Margot runs upstairs and into the house. I follow and find her on Alice’s bed. She rolls dog hair between her fingers and moves it around on her leggings. Ruby joins her. Together they sit there for hours.
At the end of yoga, we do this slow series of rolling across a pillow on the floor, first lengthening our side, our back, our other side. It sounds easy and relaxing, like a cooked buttery noodle draped over a fork. Marina asks us to take our time, to move when it feels good. I start on my right side. I am awkward and sticky. Al dente. My breath weak.

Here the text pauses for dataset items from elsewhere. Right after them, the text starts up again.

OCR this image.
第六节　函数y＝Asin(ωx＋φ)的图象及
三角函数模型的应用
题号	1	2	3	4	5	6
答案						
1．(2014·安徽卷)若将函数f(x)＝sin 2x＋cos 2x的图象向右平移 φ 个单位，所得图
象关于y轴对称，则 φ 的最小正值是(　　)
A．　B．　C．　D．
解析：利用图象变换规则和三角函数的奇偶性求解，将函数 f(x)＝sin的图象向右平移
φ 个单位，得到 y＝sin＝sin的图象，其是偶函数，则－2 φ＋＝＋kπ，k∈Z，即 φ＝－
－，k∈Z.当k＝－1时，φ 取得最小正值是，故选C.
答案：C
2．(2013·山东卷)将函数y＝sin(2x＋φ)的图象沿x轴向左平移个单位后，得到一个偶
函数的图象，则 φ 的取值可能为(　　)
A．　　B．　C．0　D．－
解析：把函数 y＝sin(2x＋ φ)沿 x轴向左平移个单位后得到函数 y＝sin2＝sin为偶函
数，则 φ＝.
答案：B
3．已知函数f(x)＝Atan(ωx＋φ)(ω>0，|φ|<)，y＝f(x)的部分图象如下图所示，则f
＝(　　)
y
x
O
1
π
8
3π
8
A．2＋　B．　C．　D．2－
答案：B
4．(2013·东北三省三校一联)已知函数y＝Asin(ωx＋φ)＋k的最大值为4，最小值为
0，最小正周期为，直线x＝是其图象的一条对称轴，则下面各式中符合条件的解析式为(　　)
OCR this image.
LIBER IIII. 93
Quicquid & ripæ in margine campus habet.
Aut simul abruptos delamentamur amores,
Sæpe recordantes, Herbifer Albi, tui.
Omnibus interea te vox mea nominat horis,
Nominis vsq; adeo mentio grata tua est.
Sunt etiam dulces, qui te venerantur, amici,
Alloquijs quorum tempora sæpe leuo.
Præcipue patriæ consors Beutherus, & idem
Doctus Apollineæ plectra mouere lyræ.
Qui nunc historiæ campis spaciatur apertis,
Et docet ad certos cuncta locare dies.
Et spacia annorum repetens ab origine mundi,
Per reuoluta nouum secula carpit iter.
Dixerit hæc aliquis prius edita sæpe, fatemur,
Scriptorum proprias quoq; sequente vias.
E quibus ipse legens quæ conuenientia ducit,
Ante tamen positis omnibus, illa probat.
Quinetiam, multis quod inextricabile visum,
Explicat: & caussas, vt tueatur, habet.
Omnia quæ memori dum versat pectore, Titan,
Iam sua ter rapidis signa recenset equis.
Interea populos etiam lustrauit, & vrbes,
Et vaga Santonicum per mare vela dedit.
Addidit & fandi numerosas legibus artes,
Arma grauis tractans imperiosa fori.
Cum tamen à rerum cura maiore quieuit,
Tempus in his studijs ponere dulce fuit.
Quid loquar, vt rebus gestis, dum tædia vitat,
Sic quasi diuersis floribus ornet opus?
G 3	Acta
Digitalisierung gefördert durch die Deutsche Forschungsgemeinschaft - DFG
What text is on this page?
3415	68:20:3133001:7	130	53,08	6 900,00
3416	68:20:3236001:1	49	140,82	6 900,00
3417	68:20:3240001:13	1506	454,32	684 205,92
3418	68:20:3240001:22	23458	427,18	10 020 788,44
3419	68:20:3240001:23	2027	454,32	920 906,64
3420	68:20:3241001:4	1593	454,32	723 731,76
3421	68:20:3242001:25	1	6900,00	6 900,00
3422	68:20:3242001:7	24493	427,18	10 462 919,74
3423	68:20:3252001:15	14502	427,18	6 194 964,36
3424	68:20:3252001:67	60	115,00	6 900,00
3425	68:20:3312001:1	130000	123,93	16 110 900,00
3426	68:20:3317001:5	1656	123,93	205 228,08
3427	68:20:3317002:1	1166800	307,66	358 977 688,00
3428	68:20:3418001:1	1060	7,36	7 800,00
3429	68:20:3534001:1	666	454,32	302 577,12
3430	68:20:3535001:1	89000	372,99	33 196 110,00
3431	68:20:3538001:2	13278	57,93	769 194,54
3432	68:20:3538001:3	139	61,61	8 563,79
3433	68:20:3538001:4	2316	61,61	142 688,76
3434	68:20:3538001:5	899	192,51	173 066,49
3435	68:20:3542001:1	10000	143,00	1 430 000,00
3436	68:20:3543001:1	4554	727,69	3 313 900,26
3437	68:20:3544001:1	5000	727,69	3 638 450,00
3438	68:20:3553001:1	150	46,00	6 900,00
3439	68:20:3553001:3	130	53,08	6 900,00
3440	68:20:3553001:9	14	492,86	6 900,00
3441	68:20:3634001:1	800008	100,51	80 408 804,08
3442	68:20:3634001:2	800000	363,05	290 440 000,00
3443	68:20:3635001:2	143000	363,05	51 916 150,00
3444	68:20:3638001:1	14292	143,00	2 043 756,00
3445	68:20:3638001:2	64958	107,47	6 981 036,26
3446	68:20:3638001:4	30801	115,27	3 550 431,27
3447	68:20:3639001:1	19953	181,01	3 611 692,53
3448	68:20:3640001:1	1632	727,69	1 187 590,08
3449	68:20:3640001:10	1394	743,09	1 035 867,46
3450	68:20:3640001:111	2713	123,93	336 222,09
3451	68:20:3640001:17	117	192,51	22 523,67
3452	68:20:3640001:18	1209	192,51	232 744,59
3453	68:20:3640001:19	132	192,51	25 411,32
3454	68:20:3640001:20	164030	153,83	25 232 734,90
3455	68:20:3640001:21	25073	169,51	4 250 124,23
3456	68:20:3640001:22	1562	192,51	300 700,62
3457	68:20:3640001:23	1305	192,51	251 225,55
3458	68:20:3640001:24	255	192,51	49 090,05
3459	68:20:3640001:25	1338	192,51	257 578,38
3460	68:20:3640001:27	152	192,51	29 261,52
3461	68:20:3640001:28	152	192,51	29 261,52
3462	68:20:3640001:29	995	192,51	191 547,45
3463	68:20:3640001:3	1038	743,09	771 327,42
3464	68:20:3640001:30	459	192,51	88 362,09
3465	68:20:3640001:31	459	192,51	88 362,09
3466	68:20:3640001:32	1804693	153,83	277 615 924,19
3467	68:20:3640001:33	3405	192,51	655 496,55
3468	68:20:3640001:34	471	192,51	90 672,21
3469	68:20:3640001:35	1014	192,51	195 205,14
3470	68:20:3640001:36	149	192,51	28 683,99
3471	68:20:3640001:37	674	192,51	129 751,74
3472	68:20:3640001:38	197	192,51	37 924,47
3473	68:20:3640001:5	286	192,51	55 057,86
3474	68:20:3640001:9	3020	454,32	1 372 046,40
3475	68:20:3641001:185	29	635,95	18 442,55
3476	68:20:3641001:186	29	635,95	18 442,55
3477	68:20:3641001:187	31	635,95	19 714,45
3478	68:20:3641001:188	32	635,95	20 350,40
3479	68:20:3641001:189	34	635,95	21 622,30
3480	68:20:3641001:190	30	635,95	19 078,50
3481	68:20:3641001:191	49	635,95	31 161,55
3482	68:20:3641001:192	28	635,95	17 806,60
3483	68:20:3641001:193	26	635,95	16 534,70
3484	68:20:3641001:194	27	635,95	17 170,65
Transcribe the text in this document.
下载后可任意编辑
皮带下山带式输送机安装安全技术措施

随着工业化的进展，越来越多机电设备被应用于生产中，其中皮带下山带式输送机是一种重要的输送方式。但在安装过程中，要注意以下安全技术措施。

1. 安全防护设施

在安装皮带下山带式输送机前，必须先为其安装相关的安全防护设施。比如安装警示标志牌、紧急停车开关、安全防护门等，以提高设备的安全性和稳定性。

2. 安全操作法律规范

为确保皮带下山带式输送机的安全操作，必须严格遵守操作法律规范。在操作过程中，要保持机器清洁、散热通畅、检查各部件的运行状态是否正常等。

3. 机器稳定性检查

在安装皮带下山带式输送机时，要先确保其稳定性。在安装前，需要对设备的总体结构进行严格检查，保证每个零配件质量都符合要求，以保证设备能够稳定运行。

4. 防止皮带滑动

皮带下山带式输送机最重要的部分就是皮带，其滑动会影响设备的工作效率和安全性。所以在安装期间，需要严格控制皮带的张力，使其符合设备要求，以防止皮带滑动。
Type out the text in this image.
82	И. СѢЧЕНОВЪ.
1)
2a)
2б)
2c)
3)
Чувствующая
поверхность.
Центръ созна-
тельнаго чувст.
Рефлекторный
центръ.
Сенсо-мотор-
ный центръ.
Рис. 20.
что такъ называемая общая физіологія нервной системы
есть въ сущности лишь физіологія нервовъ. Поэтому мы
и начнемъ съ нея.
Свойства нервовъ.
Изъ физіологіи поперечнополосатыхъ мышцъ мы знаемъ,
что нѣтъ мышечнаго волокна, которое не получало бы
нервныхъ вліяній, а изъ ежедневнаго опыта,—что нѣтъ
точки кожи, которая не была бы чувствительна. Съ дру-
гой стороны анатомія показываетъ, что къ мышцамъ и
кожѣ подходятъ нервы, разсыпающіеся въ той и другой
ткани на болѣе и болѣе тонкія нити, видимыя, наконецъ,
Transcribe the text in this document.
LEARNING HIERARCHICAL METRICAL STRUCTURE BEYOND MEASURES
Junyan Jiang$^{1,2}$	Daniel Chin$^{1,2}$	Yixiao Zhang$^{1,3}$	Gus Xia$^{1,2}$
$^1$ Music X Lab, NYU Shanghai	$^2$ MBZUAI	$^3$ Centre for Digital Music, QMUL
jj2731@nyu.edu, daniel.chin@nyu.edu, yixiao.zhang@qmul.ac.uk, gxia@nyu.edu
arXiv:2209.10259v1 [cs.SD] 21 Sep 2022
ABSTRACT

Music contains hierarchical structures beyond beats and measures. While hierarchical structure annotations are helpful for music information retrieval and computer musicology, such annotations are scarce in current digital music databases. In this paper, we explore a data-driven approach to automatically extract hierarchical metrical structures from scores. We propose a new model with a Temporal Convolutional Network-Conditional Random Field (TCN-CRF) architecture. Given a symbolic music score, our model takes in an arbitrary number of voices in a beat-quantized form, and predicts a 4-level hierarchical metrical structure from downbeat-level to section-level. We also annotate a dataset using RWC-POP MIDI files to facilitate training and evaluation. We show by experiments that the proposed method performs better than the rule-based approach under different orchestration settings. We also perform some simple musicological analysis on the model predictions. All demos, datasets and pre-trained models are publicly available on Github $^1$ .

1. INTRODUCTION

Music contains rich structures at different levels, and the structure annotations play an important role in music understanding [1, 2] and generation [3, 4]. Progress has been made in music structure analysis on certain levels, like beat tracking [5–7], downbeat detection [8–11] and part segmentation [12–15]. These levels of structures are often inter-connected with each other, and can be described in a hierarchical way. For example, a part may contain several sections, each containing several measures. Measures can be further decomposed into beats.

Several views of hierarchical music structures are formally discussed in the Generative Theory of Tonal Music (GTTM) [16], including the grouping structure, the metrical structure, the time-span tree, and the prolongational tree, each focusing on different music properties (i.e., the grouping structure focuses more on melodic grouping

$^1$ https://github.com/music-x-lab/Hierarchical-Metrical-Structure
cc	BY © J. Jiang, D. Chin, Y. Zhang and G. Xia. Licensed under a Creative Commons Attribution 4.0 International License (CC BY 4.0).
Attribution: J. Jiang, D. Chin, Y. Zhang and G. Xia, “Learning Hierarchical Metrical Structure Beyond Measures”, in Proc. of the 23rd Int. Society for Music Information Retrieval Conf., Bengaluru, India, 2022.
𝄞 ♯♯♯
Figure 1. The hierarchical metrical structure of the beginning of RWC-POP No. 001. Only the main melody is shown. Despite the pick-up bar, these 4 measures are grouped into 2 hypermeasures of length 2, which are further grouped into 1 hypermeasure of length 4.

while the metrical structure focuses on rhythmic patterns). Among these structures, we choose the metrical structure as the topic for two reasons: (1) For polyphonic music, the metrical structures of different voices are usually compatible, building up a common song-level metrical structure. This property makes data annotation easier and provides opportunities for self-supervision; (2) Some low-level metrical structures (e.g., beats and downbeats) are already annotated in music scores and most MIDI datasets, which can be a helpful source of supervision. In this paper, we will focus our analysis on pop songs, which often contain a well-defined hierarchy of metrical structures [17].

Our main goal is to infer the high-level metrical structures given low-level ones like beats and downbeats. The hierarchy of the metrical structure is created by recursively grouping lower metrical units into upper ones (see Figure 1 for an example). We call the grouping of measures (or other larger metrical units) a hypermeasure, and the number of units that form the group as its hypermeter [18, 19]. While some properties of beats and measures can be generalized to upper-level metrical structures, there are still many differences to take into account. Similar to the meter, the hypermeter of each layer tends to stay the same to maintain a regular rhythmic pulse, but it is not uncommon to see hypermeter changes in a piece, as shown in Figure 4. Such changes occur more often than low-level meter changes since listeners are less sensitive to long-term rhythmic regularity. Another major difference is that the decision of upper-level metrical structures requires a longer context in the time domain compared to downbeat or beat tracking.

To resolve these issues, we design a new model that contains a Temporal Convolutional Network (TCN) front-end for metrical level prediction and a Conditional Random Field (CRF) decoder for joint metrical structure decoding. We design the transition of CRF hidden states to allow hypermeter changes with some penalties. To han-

I wiggle and adjust. I breathe. I roll. I curl my spine up and then down. I broaden my shoulders. I breathe. I breathe a little deeper. I stiffen and squirm. I wish I was open and willing. I fill hollow, painful places with breath. I grow. I try.
Ruby turns five. She asks for her cake to look like Alice. Margot gets up early, gets dressed in her snow gear and goes outside. Later, I find her footprints lead to Alice’s grave. And there is a snow angel on top.
Love what you love.
Well, that was the saddest thing I think I’ve ever read. I think Andy was right, it’s good to put it out there, for you. Alice will always be running with you, out there, when you are ready to join her. She is patiently waiting. Feel it.